Bluetick Coonhounds are large, strong and heavily muscled. They're a mix of kindness, great endurance, self-confidence and agility. These dogs are very intelligent with a strongly developed sense of smell. Their eyesight is exceptional and this is what makes them very proficient at night hunting.


The coat of the Bluetick Coonhound is short, smooth, dense and shiny with a coarse texture. They have a unique tricolor, with the foundation color being white. This white has a heavy showing of black hair, which gives the effect of being a speckled blue color. They have tan markings over their eyes, muzzle, chest, feet and lower legs. These dogs shed continuously.

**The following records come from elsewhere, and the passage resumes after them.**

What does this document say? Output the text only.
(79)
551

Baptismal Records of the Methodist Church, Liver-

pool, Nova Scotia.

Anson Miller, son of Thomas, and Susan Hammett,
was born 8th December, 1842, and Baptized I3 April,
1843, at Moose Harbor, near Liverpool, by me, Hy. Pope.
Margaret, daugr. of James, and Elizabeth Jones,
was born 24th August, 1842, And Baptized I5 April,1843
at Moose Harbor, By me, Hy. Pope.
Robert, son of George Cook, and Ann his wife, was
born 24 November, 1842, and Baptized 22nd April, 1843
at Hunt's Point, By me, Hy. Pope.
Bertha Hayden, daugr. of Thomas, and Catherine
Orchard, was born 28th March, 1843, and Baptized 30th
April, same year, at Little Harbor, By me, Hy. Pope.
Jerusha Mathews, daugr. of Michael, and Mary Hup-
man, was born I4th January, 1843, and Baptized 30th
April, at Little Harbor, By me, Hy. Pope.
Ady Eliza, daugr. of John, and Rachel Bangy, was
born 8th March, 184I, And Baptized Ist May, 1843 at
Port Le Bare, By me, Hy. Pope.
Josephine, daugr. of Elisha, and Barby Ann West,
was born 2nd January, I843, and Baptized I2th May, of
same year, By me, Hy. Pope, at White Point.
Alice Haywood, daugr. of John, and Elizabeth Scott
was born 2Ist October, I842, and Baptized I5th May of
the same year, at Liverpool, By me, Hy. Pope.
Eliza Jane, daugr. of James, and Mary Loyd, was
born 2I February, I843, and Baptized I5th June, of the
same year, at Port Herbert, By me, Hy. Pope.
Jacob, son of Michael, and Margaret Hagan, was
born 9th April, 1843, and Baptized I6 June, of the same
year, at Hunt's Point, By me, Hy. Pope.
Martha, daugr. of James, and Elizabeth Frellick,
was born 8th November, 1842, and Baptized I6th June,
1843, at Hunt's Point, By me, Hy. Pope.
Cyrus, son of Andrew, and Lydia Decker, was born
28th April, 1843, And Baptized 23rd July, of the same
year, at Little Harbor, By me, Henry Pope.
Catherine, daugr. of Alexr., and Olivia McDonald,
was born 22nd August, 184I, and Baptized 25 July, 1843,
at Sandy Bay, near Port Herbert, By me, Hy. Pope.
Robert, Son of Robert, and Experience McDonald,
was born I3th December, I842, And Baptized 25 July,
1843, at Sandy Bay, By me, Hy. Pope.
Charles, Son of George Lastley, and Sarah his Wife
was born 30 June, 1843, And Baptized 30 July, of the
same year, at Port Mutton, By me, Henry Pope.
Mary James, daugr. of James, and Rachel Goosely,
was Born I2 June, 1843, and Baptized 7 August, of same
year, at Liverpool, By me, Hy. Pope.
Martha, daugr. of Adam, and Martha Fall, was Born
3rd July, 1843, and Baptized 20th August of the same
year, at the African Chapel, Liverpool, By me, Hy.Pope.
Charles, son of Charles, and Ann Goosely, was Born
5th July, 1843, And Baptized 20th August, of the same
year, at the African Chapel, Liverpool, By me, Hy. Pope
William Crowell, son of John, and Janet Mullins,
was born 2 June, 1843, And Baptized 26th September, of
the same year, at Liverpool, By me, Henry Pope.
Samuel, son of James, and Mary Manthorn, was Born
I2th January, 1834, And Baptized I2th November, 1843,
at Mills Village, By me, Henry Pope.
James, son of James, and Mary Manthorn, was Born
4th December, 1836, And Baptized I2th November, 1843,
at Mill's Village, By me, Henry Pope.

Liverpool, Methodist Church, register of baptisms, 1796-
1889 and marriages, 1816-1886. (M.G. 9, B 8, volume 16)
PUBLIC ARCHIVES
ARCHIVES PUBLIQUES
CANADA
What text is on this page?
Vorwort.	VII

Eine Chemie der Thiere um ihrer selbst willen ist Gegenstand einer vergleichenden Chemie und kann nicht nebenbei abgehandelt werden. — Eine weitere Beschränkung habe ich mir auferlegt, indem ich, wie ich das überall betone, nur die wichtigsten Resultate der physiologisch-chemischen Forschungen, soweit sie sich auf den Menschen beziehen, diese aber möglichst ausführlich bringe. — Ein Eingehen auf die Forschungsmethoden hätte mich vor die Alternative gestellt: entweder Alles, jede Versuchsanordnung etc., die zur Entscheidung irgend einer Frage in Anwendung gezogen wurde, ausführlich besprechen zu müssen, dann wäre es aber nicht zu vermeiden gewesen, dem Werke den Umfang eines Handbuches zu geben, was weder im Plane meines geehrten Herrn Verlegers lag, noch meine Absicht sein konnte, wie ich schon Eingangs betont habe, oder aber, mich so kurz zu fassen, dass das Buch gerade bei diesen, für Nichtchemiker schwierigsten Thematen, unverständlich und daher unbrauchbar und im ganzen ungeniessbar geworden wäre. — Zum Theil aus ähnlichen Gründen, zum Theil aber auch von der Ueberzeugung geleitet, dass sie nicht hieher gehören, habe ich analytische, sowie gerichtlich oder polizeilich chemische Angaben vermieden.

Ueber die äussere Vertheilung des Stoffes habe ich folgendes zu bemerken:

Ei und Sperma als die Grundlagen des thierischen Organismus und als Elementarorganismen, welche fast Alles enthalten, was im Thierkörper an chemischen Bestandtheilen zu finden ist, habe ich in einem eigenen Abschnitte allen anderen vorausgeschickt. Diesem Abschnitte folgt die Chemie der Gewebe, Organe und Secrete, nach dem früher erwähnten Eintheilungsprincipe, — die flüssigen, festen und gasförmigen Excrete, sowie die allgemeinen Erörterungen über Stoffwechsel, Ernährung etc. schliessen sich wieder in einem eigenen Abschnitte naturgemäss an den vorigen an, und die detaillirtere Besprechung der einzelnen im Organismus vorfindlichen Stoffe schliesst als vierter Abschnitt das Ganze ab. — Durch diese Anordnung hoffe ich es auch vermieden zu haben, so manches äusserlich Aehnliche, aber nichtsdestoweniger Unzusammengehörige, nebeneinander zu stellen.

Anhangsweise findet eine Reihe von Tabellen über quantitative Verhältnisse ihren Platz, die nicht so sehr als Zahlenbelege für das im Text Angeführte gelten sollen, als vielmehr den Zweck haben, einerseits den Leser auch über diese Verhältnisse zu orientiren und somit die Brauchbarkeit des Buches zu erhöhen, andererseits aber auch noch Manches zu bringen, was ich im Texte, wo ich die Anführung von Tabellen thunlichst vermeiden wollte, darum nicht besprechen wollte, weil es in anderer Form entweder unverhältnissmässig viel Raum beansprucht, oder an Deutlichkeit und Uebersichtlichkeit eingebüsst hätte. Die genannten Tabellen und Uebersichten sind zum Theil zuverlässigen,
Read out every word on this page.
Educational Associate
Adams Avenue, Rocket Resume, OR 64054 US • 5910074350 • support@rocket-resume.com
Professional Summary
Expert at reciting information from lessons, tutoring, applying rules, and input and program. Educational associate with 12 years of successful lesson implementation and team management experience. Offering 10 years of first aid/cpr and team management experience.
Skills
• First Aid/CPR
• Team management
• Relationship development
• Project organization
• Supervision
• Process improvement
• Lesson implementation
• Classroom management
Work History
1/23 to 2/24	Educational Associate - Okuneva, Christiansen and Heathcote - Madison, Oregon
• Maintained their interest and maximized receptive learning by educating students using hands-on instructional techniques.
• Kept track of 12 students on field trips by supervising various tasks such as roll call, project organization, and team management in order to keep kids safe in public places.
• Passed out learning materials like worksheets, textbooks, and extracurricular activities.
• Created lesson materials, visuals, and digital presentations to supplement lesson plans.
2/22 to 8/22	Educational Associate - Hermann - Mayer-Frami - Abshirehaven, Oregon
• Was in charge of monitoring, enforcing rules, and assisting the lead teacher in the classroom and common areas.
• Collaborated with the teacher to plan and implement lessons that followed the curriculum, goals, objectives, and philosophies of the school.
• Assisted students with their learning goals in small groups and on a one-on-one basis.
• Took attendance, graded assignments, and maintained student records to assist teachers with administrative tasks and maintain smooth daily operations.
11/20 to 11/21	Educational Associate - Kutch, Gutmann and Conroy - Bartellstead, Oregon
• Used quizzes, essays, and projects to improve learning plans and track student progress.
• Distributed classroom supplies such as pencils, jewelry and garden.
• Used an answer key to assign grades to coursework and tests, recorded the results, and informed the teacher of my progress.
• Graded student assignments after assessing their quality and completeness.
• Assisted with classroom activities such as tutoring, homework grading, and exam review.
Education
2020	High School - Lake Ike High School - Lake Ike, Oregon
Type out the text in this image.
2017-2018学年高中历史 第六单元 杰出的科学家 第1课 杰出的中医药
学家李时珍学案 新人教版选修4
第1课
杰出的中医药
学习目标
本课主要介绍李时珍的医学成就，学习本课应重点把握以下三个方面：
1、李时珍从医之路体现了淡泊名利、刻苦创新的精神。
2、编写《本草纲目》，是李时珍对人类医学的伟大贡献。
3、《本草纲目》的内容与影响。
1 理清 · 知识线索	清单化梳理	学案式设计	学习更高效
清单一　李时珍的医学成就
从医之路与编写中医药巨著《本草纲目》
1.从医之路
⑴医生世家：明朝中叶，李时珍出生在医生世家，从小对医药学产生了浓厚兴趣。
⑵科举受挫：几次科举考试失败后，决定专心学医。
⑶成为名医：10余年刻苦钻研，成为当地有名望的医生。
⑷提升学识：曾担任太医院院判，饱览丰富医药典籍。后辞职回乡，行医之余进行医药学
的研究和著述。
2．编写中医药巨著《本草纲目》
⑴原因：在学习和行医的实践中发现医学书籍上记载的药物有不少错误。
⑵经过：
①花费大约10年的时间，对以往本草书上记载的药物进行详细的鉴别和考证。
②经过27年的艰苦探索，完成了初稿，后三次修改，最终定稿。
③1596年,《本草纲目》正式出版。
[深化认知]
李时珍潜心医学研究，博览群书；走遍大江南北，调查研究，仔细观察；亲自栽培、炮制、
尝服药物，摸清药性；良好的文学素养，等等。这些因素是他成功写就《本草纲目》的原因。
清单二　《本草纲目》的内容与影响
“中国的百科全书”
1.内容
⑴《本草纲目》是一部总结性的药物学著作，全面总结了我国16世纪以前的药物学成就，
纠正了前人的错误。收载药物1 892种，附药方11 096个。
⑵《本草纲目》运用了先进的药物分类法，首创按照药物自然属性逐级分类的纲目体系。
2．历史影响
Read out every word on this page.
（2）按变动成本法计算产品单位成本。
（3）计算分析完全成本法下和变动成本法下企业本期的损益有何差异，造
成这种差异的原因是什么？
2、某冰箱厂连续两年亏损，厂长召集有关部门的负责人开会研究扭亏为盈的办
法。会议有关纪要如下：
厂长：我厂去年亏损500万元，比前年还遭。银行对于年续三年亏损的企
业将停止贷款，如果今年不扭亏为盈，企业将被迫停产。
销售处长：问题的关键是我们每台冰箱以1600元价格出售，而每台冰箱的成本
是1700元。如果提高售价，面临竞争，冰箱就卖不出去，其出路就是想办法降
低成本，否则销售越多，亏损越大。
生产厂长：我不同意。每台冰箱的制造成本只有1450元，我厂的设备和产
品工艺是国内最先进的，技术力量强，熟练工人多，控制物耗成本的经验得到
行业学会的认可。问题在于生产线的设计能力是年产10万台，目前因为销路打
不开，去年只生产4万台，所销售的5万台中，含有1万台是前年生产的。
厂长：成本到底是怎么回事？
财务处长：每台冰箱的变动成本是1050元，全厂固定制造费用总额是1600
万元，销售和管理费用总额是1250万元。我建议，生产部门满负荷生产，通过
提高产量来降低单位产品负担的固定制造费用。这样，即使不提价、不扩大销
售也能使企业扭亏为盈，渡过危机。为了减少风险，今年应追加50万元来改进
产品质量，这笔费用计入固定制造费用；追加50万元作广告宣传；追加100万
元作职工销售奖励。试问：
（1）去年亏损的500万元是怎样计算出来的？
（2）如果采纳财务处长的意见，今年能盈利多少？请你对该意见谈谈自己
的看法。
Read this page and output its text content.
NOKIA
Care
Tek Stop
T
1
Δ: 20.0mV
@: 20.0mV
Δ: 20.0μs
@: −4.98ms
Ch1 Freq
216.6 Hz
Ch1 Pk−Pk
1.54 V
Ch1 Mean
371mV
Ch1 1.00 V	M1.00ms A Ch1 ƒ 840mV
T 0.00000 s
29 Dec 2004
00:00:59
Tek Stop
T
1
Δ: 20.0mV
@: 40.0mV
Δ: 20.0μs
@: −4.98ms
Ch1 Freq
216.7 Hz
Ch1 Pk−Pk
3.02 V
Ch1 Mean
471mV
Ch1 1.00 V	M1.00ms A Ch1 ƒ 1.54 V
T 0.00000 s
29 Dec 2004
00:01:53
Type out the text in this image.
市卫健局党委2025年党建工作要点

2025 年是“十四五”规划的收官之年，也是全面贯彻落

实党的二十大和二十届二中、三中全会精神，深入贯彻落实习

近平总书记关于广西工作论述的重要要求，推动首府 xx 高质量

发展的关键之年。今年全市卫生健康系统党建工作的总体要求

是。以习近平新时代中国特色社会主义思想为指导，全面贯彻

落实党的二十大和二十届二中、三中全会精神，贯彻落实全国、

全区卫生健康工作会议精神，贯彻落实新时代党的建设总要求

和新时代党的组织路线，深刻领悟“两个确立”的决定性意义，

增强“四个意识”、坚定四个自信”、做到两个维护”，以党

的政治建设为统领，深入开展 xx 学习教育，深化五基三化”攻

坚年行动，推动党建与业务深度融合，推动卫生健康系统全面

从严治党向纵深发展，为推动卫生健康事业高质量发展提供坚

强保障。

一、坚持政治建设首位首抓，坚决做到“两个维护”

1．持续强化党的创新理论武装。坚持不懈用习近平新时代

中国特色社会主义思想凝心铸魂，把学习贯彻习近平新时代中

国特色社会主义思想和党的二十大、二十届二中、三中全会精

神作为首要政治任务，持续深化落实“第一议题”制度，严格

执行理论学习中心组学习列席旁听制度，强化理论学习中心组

Bluetick Coonhound dogs are attentive, very devoted, loyal and afraid of nothing. They make ideal companions and guardians for families. They're much better suited to homes that have older, well-behaved children. These dogs are cautious with strangers but not usually aggressive. They get on well with dogs that they've been raised with but shouldn't be in homes that have cats or small household pets. If these dogs get bored or lonely, they usually start howling continuously until they get attention.


Bluetick Coonhounds must be socialized very early in life as well as receive obedience training. They don't respond to heavy handed or harsh techniques. Training has to be conducted with patience, consistency, motivation, firmness, and fairness. They excel in agility, tracking and hunting.